Hanno distrutto plafoniere, divelto termosifoni, spaccato impianti di videosorveglianza, utilizzando i bastoni delle scope come mazze e le brandine come scudi. Hanno bruciato materassi, mucchi di carta, strappato l'impianto elettrico, cercato di prendere in ostaggio alcuni agenti della polizia penitenziaria. E sono saliti sui tetti del terzo e del quinto piano dopo aver bucato le botole. Chiedendo a gran voce solo e sempre una cosa: l'indulto. Senza alcuna intenzione di mediare non solo di fronte ai magistrati Alberto Nobili e al collega Gaetano Ruta, ma nemmeno alla presenza del presidente del tribunale di sorveglianza Giovanna Di Rosa e del provveditore regionale Pietro Buffa. Il coronavirus?
«Qui a San Vittore, come nel resto d'Italia, la sospensione dei colloqui per l'infezione è stata solo un pretesto per cominciare a spaccare ogni cosa, mettere a ferro e fuoco gli ambulatori e saccheggiare il metadone» spiega il personale della polizia penitenziaria del carcere nel centro di Milano dopo essere riuscito a contenere una rivolta selvaggia che altrove avrebbe fatto morti sicuri.
Iniziata poco dopo le 8 del mattino non in un reparto sovraffollato, bensì (e questo è probabilmente il fatto più grave) in quello «modello», a custodia attenuata, la «Nave» - una zona dove le celle sono aperte 12 ore al giorno, creata diciotto anni fa per chi soffre di forme di dipendenza ma ha scelto di seguire la strade del recupero, - la protesta è andata avanti tra alti e bassi fino alle 17.30.
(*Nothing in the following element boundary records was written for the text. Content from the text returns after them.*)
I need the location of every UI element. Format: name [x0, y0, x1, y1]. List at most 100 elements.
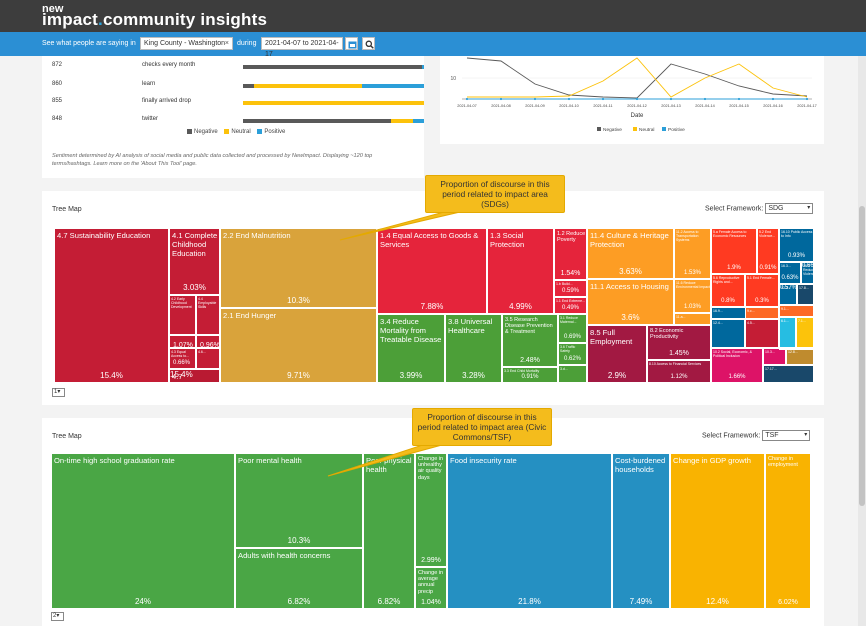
- page-scrollbar[interactable]: [858, 56, 866, 626]
- chevron-down-icon: ▾: [807, 205, 811, 211]
- treemap-tile[interactable]: 1.3 Social Protection 4.99%: [487, 228, 554, 314]
- treemap-tile[interactable]: 3.6 Traffic Safety 0.62%: [558, 343, 587, 365]
- treemap-tile[interactable]: 3.4 Reduce Mortality from Treatable Dise…: [377, 314, 445, 383]
- page-select[interactable]: 2▾: [51, 612, 64, 621]
- treemap-tile[interactable]: 10.3...: [763, 348, 786, 365]
- treemap-tile[interactable]: 1.b Build... 0.59%: [554, 280, 587, 297]
- treemap-tile[interactable]: 5.1 End Female... 0.3%: [745, 274, 779, 307]
- tile-value: 0.96%: [200, 342, 220, 348]
- treemap-tile[interactable]: 8.5 Full Employment 2.9%: [587, 325, 647, 383]
- treemap-tile[interactable]: 5.a Female Access to Economic Resources 1…: [711, 228, 757, 274]
- treemap-tile[interactable]: 3.d...: [558, 365, 587, 383]
- scrollbar-thumb[interactable]: [859, 206, 865, 506]
- close-icon[interactable]: ×: [224, 40, 229, 47]
- treemap-tile[interactable]: 11.a...: [674, 313, 711, 325]
- tile-label: 11.1 Access to Housing: [590, 282, 669, 291]
- treemap-tile[interactable]: 17.17...: [763, 365, 814, 383]
- page-select[interactable]: 1▾: [52, 388, 65, 397]
- tile-value: 1.12%: [670, 374, 688, 380]
- treemap-tile[interactable]: 1.07%: [169, 335, 196, 348]
- during-label: during: [237, 40, 257, 47]
- treemap-tile[interactable]: 16.1 Reduce Violence0.66%: [801, 262, 814, 284]
- date-range-input[interactable]: 2021-04-07 to 2021-04-17: [261, 37, 343, 58]
- treemap-tile[interactable]: On-time high school graduation rate 24%: [51, 453, 235, 609]
- tile-label: Change in employment: [768, 456, 798, 469]
- treemap-tile[interactable]: 12.4...: [711, 319, 745, 348]
- tile-value: 6.82%: [377, 597, 401, 606]
- treemap-tile[interactable]: 11.4 Culture & Heritage Protection 3.63%: [587, 228, 674, 279]
- tile-value: 6.82%: [287, 597, 311, 606]
- treemap-tile[interactable]: 11.2 Access to Transportation Systems 1.5…: [674, 228, 711, 279]
- treemap-tile[interactable]: 4.5...: [745, 319, 779, 348]
- treemap-tile[interactable]: 15...: [779, 348, 814, 350]
- x-tick-label: 2021-04-07: [457, 104, 476, 108]
- sentiment-row[interactable]: 860 learn: [52, 81, 424, 91]
- treemap-tile[interactable]: 9.c...: [745, 307, 779, 319]
- calendar-button[interactable]: [345, 37, 358, 50]
- treemap-tile[interactable]: Food insecurity rate 21.8%: [447, 453, 612, 609]
- treemap-tile[interactable]: Poor physical health 6.82%: [363, 453, 415, 609]
- treemap-tile[interactable]: 2.2 End Malnutrition 10.3%: [220, 228, 377, 308]
- tile-label: Food insecurity rate: [450, 456, 517, 465]
- treemap-tile[interactable]: 3.3 End Child Mortality 0.91%: [502, 367, 558, 383]
- treemap-tile[interactable]: 10.2 Social, Economic, & Political Inclu…: [711, 348, 763, 383]
- sentiment-row[interactable]: 872 checks every month: [52, 62, 424, 72]
- treemap-tile[interactable]: 17.8...: [797, 284, 814, 305]
- tile-label: 3.4 Reduce Mortality from Treatable Dise…: [380, 317, 442, 344]
- tile-label: 16.3...: [781, 264, 791, 268]
- sentiment-row[interactable]: 855 finally arrived drop: [52, 98, 424, 108]
- treemap-tile[interactable]: 4.2 Early Childhood Development: [169, 295, 196, 335]
- treemap-tile[interactable]: 16.10 Public Access to Info 0.93%: [779, 228, 814, 262]
- treemap-tile[interactable]: 4.6...: [196, 348, 220, 369]
- treemap-tile[interactable]: Adults with health concerns 6.82%: [235, 548, 363, 609]
- treemap-tile[interactable]: 2.1 End Hunger 9.71%: [220, 308, 377, 383]
- page-value: 1: [54, 389, 58, 395]
- treemap-tile[interactable]: 3.8 Universal Healthcare 3.28%: [445, 314, 502, 383]
- treemap-tile[interactable]: 0.96%: [196, 335, 220, 348]
- treemap-tile[interactable]: 4.4 Employable Skills: [196, 295, 220, 335]
- logo[interactable]: impact.community insights: [42, 11, 267, 29]
- treemap-tile[interactable]: 5.2 End Violence... 0.91%: [757, 228, 779, 274]
- legend-swatch: [633, 127, 637, 131]
- treemap-tile[interactable]: 6.1...: [779, 317, 796, 348]
- treemap-tile[interactable]: 16.3... 0.63%: [779, 262, 801, 284]
- treemap-tile[interactable]: 4.3 Equal Access to... 0.66%: [169, 348, 196, 369]
- treemap-tile[interactable]: 7.1...: [796, 317, 814, 348]
- treemap-tile[interactable]: 8.2 Economic Productivity 1.45%: [647, 325, 711, 360]
- framework-select[interactable]: SDG ▾: [765, 203, 814, 214]
- tile-label: 10.2 Social, Economic, & Political Inclu…: [713, 350, 752, 359]
- treemap-tile[interactable]: 12.2... 0.57%: [779, 284, 797, 305]
- treemap-tile[interactable]: 1.4 Equal Access to Goods & Services 7.88…: [377, 228, 487, 314]
- tile-label: Poor mental health: [238, 456, 302, 465]
- line-chart: 10 2021-04-07 2021-04-08 2021-04-09 2021-04-…: [450, 57, 817, 133]
- treemap-tile[interactable]: 1.1 End Extreme... 0.49%: [554, 297, 587, 314]
- tile-label: 4.4 Employable Skills: [198, 297, 217, 310]
- location-chip[interactable]: King County - Washington ×: [140, 37, 233, 50]
- treemap-tile[interactable]: 3.5 Research Disease Prevention & Treatm…: [502, 314, 558, 367]
- treemap-tile[interactable]: Change in employment 6.02%: [765, 453, 811, 609]
- search-button[interactable]: [362, 37, 375, 50]
- tile-value: 0.66%: [173, 360, 191, 366]
- treemap-tile[interactable]: Poor mental health 10.3%: [235, 453, 363, 548]
- calendar-icon: [348, 41, 357, 49]
- treemap-tile[interactable]: 9.1...: [779, 305, 814, 317]
- tile-value: 12.4%: [706, 597, 729, 606]
- treemap-tile[interactable]: Cost-burdened households 7.49%: [612, 453, 670, 609]
- treemap-tile[interactable]: 11.6 Reduce Environmental Impact 1.03%: [674, 279, 711, 313]
- search-prompt: See what people are saying in: [42, 40, 136, 47]
- treemap-tile[interactable]: 3.1 Reduce Maternal... 0.69%: [558, 314, 587, 343]
- treemap-tile[interactable]: 8.10 Access to Financial Services 1.12%: [647, 360, 711, 383]
- treemap-tile[interactable]: Change in average annual precip 1.04%: [415, 567, 447, 609]
- tile-label: 3.5 Research Disease Prevention & Treatm…: [505, 317, 553, 336]
- treemap-tile[interactable]: Change in unhealthy air quality days 2.99…: [415, 453, 447, 567]
- treemap-tile[interactable]: 1.2 Reduce Poverty 1.54%: [554, 228, 587, 280]
- treemap-tile[interactable]: 5.6 Reproductive Rights and... 0.8%: [711, 274, 745, 307]
- tile-value: 10.3%: [287, 296, 310, 305]
- treemap-tile[interactable]: 4.1 Complete Childhood Education 3.03%: [169, 228, 220, 295]
- framework-select[interactable]: TSF ▾: [762, 430, 811, 441]
- treemap-tile[interactable]: 11.1 Access to Housing 3.6%: [587, 279, 674, 325]
- treemap-tile[interactable]: Change in GDP growth 12.4%: [670, 453, 765, 609]
- sentiment-row[interactable]: 848 twitter: [52, 116, 424, 126]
Il tam tam - fomentato da «la Nave» ma poi diffusosi in tutta la casa circondariale - ha coinvolto, nell'arco della giornata, circa 900 detenuti su tutti i piani, praticamente la totalità della popolazione carceraria maschile (le donne sono poco più di un centinaio), per tre quarti extracomunitari. Dopo essere saliti sui tetti, i detenuti hanno bruciato lenzuola, carta, buttandoli giù, in strada. «Ma alcuni di loro sono scesi in fretta perché, per la foga, si sono sentiti male» spiega, tra le lacrime, una delle tante volontarie evacuate dal carcere subito dopo l'inizio delle proteste.
In overdose da metadone tre nordafricani, alla fine della rivolta, sono stati portati in ospedale per essere soccorsi; tutti gli altri, dopo essere stati faticosamente chiusi dietro i cancelli di quelle sezioni di cui in mattinata avevano rubato le chiavi, hanno continuato a gridare incessantemente tutta la notte. Un «contributo» al caos ieri hanno voluto darlo anche una ventina di anarchici. Che per appoggiare la protesta dei detenuti, sono arrivati nel primo pomeriggio davanti a San Vittore e dopo aver bloccato il passaggio di un pullman della penitenziaria, si sono scontrati con i poliziotti in tenuta antisommossa schierati davanti all'ingresso principale del carcere. Gli agenti hanno chiesto loro di spostarsi e al rifiuto è scattata la carica durata però solo pochi secondi.
Nelle celle è stata cavalcato il malumore e la protesta che da tempo dilaga in tutte le carceri italiane. Approfittando dell'incertezza dei tempi del resto del mondo, quello fuori dal carcere, che in poche settimane, a causa di questa nuova «peste», sono cambiati in maniera radicale, diventando timorosi e incerti. La polizia penitenziaria è concorde su questo elemento fondamentale: lo smarrimento e le restrizioni dovute al coronavirus hanno fatto semplicemente da innesco alla protesta di ieri.
«Siamo stati fortunati ma anche bravi, oltre che all'interno, molti di noi hanno stazionato a lungo anche davanti al muro intercinta, ci siamo coordinati in maniera lucida - conclude una guardia penitenziaria stremata ieri sera all'uscita dal carcere -. Non ci sono stati feriti e questo lo dobbiamo anche all'aiuto della polizia e dei carabinieri, ma anche ai rinforzi mandati dal provveditorato».